Maria Romanesco plantava uma flor a cada morte.
Uma azaléia quando o pai bateu nela por ter perguntado por que ele chorava quando o Brasil perdeu a copa do mundo de 82. Uma margarida quando o pai bateu na mãe que perguntou por que ele estava em casa numa tarde de segunda-feira. Violetas quando bateu nas duas por algo que nenhuma delas lembrou ter perguntado. Magnólias quando a professora disse que devia estudar porque era feia demais para qualquer outra coisa. Um girassol quando menstruou e avisaram-na que agora era mulher. Miosótis quando perdeu a virgindade no carro e passou uma semana sem caminhar direito, mentindo que havia torcido o tornozelo. Rosas quando casou sem ter certeza que amava Juvenal, mas com a certeza de não ter o amor de Alceu. Camélias quando perdeu seu primeiro bebê numa tarde em que se sentia particularmente contente. Copos de leite quando o segundo nasceu com síndrome de Down. Gérberas quando o terceiro nasceu perfeito e mesmo assim ela se sentia vagamente indiferente. Begônias quando sua mãe perdeu a fala por um câncer na boca. Jacintos quando o pai foi atropelado no acostamento depois de deixar o bar cambaleando. Lírios quando o médico disse que o filho perfeito tinha uma doença degenerativa nos ossos. Crisântemos quando o câncer arrancou-lhe o seio direito. Dálias quando descobriu que Juvenal era amante de sua melhor amiga Rosaura. Narcisos quando a filha com síndrome de Down engravidou do porteiro da associação beneficente. Gerânios quando descobriu que estava ficando cega por causa de um glaucoma não diagnosticado. Petúnias quando o reumatismo nas mãos transformou seus dedos em garras.

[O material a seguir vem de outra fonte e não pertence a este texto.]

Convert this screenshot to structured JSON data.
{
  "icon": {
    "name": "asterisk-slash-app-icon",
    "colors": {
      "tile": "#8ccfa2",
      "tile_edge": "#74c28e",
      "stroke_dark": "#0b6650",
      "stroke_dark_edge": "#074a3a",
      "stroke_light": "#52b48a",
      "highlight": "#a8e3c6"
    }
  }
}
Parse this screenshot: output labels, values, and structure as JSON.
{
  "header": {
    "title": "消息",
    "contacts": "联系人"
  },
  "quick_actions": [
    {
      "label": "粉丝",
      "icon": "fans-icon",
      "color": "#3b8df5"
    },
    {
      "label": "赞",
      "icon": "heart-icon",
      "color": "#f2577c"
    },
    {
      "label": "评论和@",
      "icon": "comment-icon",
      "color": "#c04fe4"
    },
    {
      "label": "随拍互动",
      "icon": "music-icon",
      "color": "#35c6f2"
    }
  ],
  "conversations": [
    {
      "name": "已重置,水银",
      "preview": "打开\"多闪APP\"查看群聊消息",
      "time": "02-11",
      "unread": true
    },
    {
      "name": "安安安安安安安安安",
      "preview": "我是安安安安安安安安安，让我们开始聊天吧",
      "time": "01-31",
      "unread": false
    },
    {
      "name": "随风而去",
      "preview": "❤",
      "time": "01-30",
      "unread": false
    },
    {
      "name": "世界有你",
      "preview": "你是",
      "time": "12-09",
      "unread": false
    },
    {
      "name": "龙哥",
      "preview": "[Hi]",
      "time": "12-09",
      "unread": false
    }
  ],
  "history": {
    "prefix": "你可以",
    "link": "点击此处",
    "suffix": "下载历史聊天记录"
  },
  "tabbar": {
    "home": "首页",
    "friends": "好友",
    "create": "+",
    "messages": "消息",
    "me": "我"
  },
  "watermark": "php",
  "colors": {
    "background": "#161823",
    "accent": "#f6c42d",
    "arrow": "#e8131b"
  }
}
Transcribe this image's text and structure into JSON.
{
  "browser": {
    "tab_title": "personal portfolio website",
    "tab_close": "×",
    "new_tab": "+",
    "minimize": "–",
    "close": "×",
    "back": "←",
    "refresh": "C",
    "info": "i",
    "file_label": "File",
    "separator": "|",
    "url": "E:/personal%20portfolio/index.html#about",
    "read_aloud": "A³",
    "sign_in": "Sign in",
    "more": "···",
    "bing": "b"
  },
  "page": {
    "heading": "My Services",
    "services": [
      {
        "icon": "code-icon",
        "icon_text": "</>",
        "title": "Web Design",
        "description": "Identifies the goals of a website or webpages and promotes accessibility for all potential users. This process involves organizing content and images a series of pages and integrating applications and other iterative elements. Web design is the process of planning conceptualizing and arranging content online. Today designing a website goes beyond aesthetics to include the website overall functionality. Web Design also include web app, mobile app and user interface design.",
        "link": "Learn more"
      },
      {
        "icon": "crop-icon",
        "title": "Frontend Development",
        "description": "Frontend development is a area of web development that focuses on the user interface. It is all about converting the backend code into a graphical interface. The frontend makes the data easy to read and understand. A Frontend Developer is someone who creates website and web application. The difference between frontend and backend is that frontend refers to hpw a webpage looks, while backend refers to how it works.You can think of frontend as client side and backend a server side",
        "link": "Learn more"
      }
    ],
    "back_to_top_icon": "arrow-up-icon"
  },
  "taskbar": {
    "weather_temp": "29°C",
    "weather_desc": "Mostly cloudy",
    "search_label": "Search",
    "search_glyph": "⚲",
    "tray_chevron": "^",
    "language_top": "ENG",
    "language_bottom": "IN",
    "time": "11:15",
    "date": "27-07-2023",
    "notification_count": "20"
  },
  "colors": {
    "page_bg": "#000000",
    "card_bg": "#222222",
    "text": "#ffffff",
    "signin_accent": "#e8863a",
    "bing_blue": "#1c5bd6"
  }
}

Com os anos, Maria Romanesco tinha o jardim mais variado e bonito de sua cidade. Depois, do seu estado, o país, o mundo. Que um dia ganhou a capa de uma revista especializada de São Paulo. Quando a jornalista perguntou a ela qual era o segredo de ter conseguido ali naquele fim de mundo uma variedade tão ampla e harmoniosa e tão cheia de um viço que ofuscava os olhos, justo ela que mal e mal tinha completado o ensino médio e nunca havia passado nem perto de um curso de paisagismo, Maria Romanesco foi sincera menos por honestidade mais por não saber que podia mentir. Ela disse: “tristeza”.

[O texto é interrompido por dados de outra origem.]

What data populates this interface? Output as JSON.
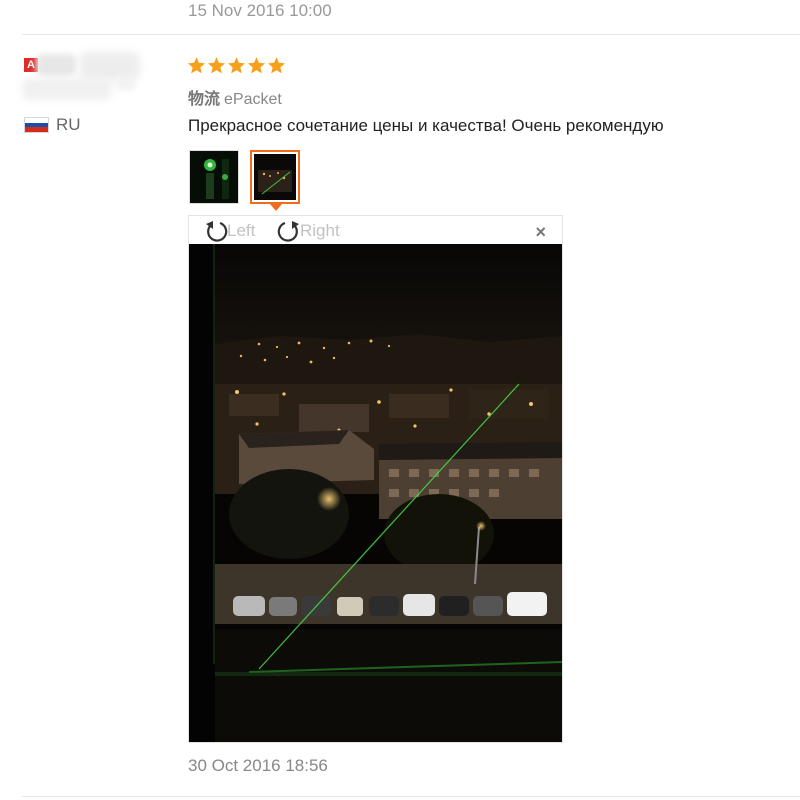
{
  "previous_review": {
    "date": "15 Nov 2016 10:00"
  },
  "buyer": {
    "country_code": "RU",
    "flag_colors": [
      "#ffffff",
      "#1c4ea3",
      "#d52b1e"
    ]
  },
  "review": {
    "rating": 5,
    "rating_max": 5,
    "star_color": "#f7a01c",
    "shipping_label": "物流",
    "shipping_method": "ePacket",
    "text": "Прекрасное сочетание цены и качества! Очень рекомендую",
    "date": "30 Oct 2016 18:56",
    "photos": [
      {
        "name": "photo-1-green-laser"
      },
      {
        "name": "photo-2-night-city",
        "selected": true
      }
    ]
  },
  "viewer": {
    "rotate_left_label": "Left",
    "rotate_right_label": "Right",
    "close_symbol": "×",
    "accent_color": "#f26c1e"
  }
}
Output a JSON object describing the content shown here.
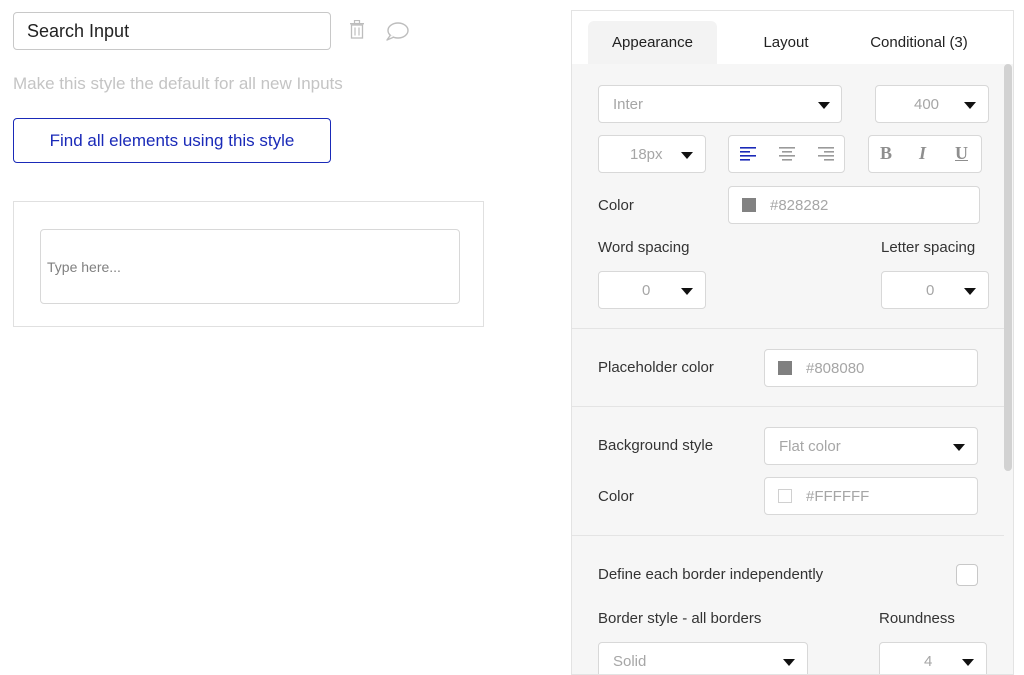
{
  "left": {
    "style_name": "Search Input",
    "default_text": "Make this style the default for all new Inputs",
    "find_button": "Find all elements using this style",
    "preview_placeholder": "Type here..."
  },
  "tabs": [
    {
      "label": "Appearance"
    },
    {
      "label": "Layout"
    },
    {
      "label": "Conditional (3)"
    }
  ],
  "font": {
    "family": "Inter",
    "weight": "400",
    "size": "18px",
    "bold_label": "B",
    "italic_label": "I",
    "underline_label": "U"
  },
  "text_color": {
    "label": "Color",
    "value": "#828282"
  },
  "spacing": {
    "word_label": "Word spacing",
    "word_value": "0",
    "letter_label": "Letter spacing",
    "letter_value": "0"
  },
  "placeholder_color": {
    "label": "Placeholder color",
    "value": "#808080"
  },
  "background": {
    "style_label": "Background style",
    "style_value": "Flat color",
    "color_label": "Color",
    "color_value": "#FFFFFF"
  },
  "border": {
    "independent_label": "Define each border independently",
    "style_label": "Border style - all borders",
    "style_value": "Solid",
    "roundness_label": "Roundness",
    "roundness_value": "4"
  },
  "colors": {
    "accent": "#1a2ab8",
    "swatch_text": "#828282",
    "swatch_placeholder": "#808080",
    "swatch_bg": "#FFFFFF"
  }
}
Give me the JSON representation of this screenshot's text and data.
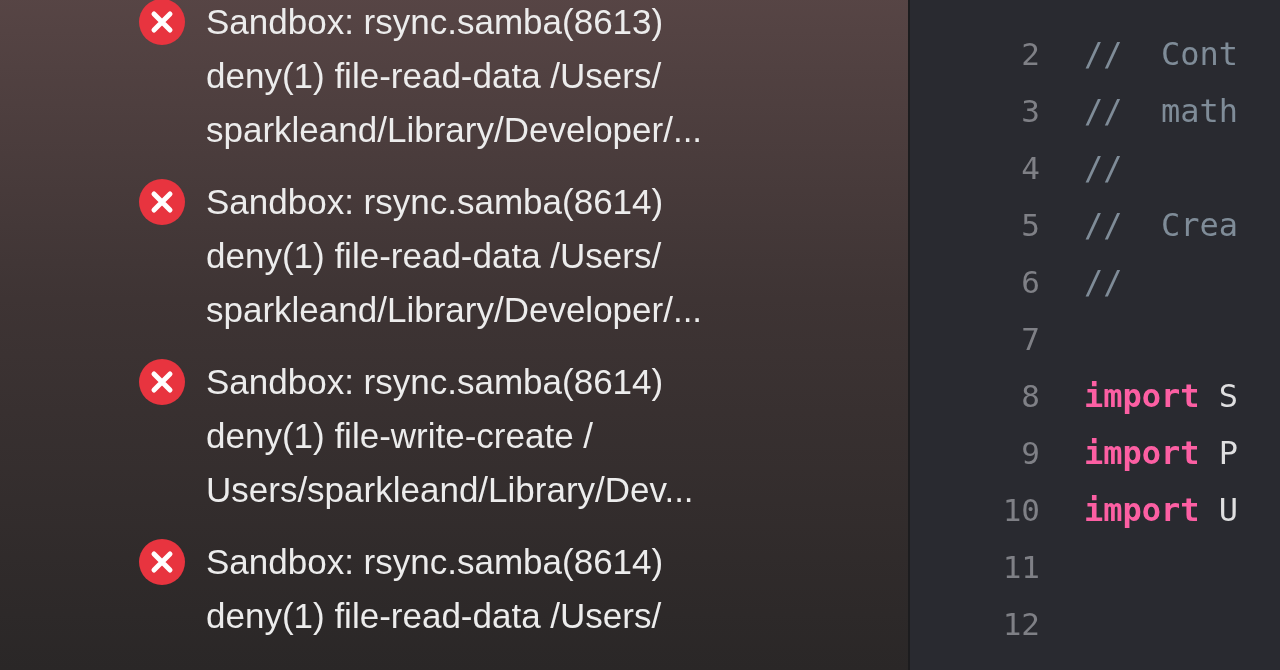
{
  "log": {
    "entries": [
      {
        "lines": [
          "Sandbox: rsync.samba(8613)",
          "deny(1) file-read-data /Users/",
          "sparkleand/Library/Developer/..."
        ]
      },
      {
        "lines": [
          "Sandbox: rsync.samba(8614)",
          "deny(1) file-read-data /Users/",
          "sparkleand/Library/Developer/..."
        ]
      },
      {
        "lines": [
          "Sandbox: rsync.samba(8614)",
          "deny(1) file-write-create /",
          "Users/sparkleand/Library/Dev..."
        ]
      },
      {
        "lines": [
          "Sandbox: rsync.samba(8614)",
          "deny(1) file-read-data /Users/"
        ]
      }
    ]
  },
  "editor": {
    "lines": [
      {
        "number": "2",
        "tokens": [
          {
            "kind": "comment",
            "text": "//  Cont"
          }
        ]
      },
      {
        "number": "3",
        "tokens": [
          {
            "kind": "comment",
            "text": "//  math"
          }
        ]
      },
      {
        "number": "4",
        "tokens": [
          {
            "kind": "comment",
            "text": "//"
          }
        ]
      },
      {
        "number": "5",
        "tokens": [
          {
            "kind": "comment",
            "text": "//  Crea"
          }
        ]
      },
      {
        "number": "6",
        "tokens": [
          {
            "kind": "comment",
            "text": "//"
          }
        ]
      },
      {
        "number": "7"
      },
      {
        "number": "8",
        "tokens": [
          {
            "kind": "keyword",
            "text": "import"
          },
          {
            "kind": "plain",
            "text": " S"
          }
        ]
      },
      {
        "number": "9",
        "tokens": [
          {
            "kind": "keyword",
            "text": "import"
          },
          {
            "kind": "plain",
            "text": " P"
          }
        ]
      },
      {
        "number": "10",
        "tokens": [
          {
            "kind": "keyword",
            "text": "import"
          },
          {
            "kind": "plain",
            "text": " U"
          }
        ]
      },
      {
        "number": "11"
      },
      {
        "number": "12"
      }
    ]
  }
}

A repórter contou à editora que disse que algo assim não podia publicar. Que aquela era uma revista de gente bonita e feliz para gente bonita e feliz. Despacharam então o melhor fotógrafo da renomada publicação para o jardim de Maria Romanesco. E um mês mais tarde ela aparecia quase bonita ou não tão feia na capa, com um amplo sorriso acima da manchete: “Felicidade é o segredo”.
No mesmo dia em que a revista foi para as bancas e Maria Romanesco nela se enxergou sem se reconhecer, ela plantou uma muda de zínia. Antes de se deitar sobre a terra e morrer, porque agora sabia que tinha a obrigação de ser feliz e ela só sabia viver sendo triste.